Bishop arriva à sa place de travail à sept heures tapantes. Elle ne fut presque pas surprise de trouver McGee, à moitié endormi et totalement débraillé, devant son ordinateur. Elle le salua, et il y répondit par un borborygme qu'elle préféra ne pas essayer d'interpréter.

« La nuit a été fructueuse ? » s'informa-t-elle en s'installant à son bureau.

A moitié grommelant et à moitié baillant, l'expert informatique se leva, alluma l'écran plasma et entreprit de lui résumer sa nuit de recherches, qui avait fait chou blanc. Impossible de remonter la trace du trust détenteur de l'appartement puisque le Lichtenstein est un paradis fiscal. Impossible de trouver un compte bancaire à leur cible puisque qu'il s'avérait, après piratage de son employeur, qu'elle était payée en liquide. Les numéros et identités fournies par Gibbs, qui avait discrètement fouillé la mémoire du téléphone fixe et les carnets d'adresse de celle qu'il était censé protéger, correspondaient à employeur, famille, amis, à l'étranger ou sans autres antécédents que des amendes de stationnement et une interpellation pour possession de drogue remontant à une décennie. L'agent avait même mis à profit les bases de donnée des autres organismes fédéraux dans l'espoir de trouver une correspondance au profil de Lerdings, sans résultat jusque là.

« L'employeur reste la piste la plus pertinente, conclut Bishop.
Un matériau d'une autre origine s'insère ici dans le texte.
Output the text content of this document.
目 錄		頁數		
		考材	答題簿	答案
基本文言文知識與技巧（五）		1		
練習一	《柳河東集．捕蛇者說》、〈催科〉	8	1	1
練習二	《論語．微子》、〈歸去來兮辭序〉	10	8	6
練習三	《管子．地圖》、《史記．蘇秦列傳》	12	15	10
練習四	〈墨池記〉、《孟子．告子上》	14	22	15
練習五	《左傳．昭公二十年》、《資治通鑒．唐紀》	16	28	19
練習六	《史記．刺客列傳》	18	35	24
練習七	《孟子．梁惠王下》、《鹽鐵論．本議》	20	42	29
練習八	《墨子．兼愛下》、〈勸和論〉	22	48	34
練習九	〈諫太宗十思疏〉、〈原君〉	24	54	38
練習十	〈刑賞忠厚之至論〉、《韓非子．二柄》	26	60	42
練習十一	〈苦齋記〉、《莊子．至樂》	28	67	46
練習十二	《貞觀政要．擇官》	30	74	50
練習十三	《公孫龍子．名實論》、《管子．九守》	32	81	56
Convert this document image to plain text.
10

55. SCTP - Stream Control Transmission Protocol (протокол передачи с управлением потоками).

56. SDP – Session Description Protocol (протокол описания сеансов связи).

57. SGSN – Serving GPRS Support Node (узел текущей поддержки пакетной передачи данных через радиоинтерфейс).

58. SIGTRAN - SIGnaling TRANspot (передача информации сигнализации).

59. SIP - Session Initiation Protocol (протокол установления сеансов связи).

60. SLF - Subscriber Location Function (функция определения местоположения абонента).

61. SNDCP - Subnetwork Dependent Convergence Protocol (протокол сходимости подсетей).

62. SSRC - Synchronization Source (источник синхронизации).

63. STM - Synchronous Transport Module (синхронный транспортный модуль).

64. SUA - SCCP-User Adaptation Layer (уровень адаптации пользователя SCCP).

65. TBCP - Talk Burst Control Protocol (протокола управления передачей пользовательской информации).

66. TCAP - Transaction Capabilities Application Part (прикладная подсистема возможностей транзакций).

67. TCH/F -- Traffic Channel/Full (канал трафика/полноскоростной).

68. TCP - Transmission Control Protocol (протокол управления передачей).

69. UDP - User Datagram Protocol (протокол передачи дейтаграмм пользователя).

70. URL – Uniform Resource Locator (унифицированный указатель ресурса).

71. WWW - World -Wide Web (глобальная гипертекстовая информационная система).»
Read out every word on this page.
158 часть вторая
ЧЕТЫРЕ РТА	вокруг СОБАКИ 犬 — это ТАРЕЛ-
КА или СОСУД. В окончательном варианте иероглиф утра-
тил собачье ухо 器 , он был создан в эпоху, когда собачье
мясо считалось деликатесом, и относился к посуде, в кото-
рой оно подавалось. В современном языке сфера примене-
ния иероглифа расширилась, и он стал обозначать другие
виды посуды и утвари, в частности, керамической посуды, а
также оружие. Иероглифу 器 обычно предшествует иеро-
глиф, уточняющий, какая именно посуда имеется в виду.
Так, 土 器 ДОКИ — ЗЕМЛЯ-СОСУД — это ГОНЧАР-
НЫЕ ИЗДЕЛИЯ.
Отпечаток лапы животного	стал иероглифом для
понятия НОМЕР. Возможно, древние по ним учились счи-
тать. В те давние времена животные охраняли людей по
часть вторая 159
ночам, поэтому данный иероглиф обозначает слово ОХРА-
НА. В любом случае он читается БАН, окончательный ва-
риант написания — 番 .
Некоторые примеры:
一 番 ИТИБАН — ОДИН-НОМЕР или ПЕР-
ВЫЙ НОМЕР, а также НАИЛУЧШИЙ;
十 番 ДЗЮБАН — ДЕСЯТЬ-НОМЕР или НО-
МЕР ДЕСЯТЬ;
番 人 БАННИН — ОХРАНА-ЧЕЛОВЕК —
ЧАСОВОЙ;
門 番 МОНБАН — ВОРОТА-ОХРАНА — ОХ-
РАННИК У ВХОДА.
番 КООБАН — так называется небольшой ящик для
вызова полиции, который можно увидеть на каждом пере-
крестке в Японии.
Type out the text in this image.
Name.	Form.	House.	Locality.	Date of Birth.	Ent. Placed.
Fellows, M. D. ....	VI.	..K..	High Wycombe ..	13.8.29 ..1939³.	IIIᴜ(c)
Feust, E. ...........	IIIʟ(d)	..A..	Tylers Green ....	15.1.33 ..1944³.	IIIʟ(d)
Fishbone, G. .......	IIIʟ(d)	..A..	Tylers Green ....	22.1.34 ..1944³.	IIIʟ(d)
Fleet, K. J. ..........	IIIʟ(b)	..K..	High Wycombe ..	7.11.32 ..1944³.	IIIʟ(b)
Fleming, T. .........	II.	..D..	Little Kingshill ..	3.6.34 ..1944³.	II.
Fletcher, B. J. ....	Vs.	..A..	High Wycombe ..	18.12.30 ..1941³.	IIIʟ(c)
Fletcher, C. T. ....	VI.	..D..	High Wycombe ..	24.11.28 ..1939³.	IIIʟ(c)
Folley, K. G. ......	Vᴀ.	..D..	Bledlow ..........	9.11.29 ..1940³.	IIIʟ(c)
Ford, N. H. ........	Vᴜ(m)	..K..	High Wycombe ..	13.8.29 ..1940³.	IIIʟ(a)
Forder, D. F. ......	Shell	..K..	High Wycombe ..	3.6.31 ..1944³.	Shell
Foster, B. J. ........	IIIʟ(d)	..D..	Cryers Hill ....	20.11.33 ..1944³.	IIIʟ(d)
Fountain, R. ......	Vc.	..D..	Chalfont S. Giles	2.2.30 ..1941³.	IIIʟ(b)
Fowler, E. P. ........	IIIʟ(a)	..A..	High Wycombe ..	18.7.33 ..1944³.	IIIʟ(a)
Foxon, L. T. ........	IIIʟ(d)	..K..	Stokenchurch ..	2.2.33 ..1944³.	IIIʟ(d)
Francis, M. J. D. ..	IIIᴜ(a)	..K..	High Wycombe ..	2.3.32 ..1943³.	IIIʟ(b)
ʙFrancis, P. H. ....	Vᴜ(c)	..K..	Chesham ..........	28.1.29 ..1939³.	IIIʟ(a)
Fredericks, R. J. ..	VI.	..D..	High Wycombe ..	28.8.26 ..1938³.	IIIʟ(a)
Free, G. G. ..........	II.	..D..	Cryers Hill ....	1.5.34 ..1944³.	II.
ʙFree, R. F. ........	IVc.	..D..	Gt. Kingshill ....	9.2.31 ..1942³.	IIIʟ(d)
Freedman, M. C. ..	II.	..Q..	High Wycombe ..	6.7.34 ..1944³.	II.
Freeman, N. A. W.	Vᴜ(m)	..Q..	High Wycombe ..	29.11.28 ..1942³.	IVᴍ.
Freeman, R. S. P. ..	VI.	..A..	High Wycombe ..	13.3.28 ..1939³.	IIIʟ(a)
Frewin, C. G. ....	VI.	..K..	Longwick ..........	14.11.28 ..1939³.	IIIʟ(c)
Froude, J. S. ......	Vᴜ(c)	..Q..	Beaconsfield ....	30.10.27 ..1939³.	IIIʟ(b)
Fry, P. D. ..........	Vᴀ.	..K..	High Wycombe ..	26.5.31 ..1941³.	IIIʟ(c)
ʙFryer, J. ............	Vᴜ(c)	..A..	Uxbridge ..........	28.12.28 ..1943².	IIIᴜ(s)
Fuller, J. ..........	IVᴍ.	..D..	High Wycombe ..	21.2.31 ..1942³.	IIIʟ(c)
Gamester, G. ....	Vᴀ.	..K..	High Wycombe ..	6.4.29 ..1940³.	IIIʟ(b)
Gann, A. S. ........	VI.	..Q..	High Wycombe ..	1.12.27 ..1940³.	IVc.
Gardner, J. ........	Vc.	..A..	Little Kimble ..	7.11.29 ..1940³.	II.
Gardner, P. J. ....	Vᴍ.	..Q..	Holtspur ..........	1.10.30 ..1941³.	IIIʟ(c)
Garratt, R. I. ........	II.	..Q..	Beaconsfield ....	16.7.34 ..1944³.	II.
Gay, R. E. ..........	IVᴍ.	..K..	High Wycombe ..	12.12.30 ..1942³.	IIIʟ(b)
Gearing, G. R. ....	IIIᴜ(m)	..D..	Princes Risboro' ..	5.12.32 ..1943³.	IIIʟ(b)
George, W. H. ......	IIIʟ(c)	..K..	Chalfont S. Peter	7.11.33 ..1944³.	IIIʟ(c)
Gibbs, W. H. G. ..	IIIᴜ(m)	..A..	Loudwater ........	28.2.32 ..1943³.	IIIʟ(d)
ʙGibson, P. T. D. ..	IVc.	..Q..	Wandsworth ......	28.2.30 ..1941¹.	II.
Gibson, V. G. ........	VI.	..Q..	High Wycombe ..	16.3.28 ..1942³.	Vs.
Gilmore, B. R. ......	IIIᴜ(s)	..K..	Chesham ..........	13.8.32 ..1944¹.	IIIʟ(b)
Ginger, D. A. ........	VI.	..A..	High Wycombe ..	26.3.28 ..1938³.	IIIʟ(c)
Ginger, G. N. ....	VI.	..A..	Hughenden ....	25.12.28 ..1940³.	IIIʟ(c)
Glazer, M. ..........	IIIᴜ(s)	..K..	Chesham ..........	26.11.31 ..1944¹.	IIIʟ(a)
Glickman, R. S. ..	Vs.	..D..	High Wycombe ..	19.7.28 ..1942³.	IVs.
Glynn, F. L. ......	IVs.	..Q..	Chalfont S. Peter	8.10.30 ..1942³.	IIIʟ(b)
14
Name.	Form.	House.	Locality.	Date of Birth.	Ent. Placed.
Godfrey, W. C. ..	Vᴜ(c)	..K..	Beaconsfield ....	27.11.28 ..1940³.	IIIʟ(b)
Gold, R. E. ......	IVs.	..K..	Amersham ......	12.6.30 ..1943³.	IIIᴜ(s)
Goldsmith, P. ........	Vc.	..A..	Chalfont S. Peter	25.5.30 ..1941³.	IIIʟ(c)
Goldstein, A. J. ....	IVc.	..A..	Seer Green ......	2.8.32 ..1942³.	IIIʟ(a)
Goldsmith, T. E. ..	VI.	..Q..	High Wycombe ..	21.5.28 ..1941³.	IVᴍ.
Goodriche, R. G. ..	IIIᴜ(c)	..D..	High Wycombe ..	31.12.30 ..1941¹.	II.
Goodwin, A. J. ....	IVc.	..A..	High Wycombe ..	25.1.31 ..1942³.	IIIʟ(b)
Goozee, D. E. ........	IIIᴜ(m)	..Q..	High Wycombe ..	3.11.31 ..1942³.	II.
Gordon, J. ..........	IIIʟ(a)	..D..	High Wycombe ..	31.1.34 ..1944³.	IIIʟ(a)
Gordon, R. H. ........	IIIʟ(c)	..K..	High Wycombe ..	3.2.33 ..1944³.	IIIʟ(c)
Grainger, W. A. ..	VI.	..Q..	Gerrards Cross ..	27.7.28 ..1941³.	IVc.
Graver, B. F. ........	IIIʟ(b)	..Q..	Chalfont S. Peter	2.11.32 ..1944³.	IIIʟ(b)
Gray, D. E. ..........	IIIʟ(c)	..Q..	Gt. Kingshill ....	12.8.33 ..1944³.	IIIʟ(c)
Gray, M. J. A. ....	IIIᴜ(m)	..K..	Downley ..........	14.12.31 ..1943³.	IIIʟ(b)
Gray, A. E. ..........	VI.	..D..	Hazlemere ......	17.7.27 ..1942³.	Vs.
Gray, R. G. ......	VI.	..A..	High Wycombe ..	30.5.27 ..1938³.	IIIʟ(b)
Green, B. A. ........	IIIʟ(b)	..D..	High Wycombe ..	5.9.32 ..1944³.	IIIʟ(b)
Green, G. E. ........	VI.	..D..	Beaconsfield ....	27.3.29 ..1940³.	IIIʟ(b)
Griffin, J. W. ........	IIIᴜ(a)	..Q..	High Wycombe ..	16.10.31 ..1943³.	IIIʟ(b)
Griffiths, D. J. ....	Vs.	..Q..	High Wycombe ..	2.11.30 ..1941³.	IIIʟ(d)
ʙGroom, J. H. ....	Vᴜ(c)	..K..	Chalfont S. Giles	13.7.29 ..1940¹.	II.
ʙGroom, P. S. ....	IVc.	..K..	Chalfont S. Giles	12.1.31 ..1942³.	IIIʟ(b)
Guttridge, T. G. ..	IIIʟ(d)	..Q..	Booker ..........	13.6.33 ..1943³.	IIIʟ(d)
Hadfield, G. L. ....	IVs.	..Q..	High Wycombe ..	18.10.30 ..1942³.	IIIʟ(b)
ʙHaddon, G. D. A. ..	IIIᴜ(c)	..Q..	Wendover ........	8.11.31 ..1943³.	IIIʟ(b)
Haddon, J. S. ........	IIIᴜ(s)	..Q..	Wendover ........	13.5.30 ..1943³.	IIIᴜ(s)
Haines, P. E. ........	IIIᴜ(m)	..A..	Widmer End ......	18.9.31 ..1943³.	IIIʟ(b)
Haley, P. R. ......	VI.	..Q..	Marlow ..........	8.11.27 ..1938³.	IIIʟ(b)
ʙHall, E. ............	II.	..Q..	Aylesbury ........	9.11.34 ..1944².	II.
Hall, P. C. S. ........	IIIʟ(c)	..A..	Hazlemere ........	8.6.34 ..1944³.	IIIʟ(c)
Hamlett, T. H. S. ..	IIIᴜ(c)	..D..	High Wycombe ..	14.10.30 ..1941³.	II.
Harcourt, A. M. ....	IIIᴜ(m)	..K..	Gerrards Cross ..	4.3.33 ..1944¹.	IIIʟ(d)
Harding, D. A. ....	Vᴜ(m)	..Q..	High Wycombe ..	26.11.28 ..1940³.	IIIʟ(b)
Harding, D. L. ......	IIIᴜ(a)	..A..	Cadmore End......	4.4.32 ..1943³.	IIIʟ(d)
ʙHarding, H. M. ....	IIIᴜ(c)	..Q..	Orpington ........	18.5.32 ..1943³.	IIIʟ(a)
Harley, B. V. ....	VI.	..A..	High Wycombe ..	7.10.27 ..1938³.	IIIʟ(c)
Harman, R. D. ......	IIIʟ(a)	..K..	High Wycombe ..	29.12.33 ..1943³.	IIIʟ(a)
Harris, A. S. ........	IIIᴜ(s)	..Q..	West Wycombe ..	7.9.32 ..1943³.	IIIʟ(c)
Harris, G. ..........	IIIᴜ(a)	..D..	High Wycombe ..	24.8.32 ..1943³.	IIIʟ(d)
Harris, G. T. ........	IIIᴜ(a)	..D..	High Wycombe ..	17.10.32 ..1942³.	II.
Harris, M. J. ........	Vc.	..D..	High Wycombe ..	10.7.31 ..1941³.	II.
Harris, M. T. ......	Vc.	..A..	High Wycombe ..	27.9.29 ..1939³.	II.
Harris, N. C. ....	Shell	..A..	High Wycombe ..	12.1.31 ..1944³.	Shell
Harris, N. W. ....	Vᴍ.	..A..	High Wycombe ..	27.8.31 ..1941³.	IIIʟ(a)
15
- C'est surtout la seule. Et elle est bien légère. Je n'ai rien trouvé de spécialement louche dans ses comptes.

- Gibbs va sans doute le rencontrer aujourd'hui. Il pourra nous dire.

- Tu cherchais l'ex petit-ami hier, non ?

- Oui, il doit me rappeler aujourd'hui. Mais à mon avis, il n'y est pour rien. »

Côte à côte devant l'écran, les deux agents s'accordèrent une minute pour souffler. Et ils pensaient exactement à la même chose. Theresa Lerdings avait tout d'une femme sans histoire, mais il y avait bien quelqu'un qui avait essayé de la tuer. Et qui avait touché Tony à sa place.

Gibbs était forcé d'accorder à sa protégée qu'elle était une hôte prévenante. Elle cuisinait bien et copieusement, lui avait cédé son lit, avait acheté et excellemment préparé du café alors qu'elle n'en buvait pas, avait docilement obéit quand il lui avait enjoint de ne pas se tenir trop près des fenêtres, n'avait fait aucun bruit de toute la nuit et lui demandait régulièrement mais sans insistance s'il avait besoin de quelque chose. Elle n'avait de surcroît fait aucun commentaire sur sa conduite et s'était même excusée par avance du comportement que ne manquerait pas d'avoir son patron aux convictions extrémistes.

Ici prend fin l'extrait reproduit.